Automatic calculations are very helpful for sales contracts that frequently contain numbers that necessitate some calculations. Some CLMs, like AXDRAFT, make calculations automatically based on the data entered by users, which in turn eliminates costly mathematical errors.
- For buy-side: It eliminates the risk of confusing numbers and overpaying or underpaying for procured items. Being reliable can allow you to enjoy better terms in the future.
- For sell-side: Mixing up numbers in a sales deal can lead to losses instead of profits.
Conditional logic allows you to create compliant contracts by answering simple questions whose answers determine the clauses used in the contract, as well as the final look. Also, conditions allow you to create addenda for any contract easily as counterparty data can be pulled and inserted without error.
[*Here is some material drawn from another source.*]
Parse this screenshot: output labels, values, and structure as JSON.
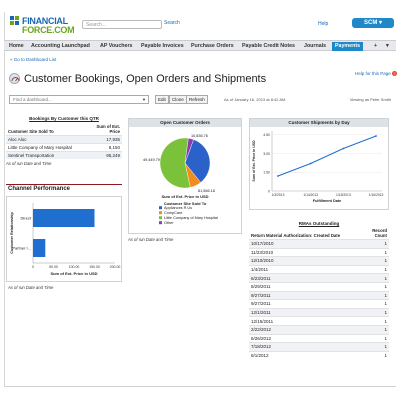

- For buy-side: Conditional logic automatically inserts the necessary clause, allowing those dealing with buy-side contracts to not worry about omitting or mixing up details. It also eliminates the need to reenter information you already have for existing vendors. Managers only need to choose the vendor, type of contract, and other details based on the need (i.e. goods they’re buying).
- For sell-side: When clauses are inserted automatically according to predefined conditions, it eliminates the risk of non-compliance. It ensures mistakes won’t find their way into the contract language, causing terms to be incorrectly stipulated or overpromised. Plus, for contracts that may require addenda such as sales contracts, lease agreements, SaaS contracts, and others, this function allows them to be created in seconds based on a primary agreement.
Contract lifecycle management solutions simplify contracting, but it’s important to mention that they should be tailored to your needs. With AXDRAFT, you can choose the essential features you want and scale in the future when needed.
Moreover, mastery takes a matter of hours for all company units, whether they’re operating on the sell-side or buy-side of a deal. Book a demo if you’d like to discuss how you can gain complete control of your contract management.
Buy-side contracts involve buying products or services, while sell-side contracts are used to conduct sales with your customers.
Buy-side e-commerce refers to resource-procuring transactions that use the internet for all related operations. Sell-side e-commerce refers to transactions where products and services are sold to a customer via the internet.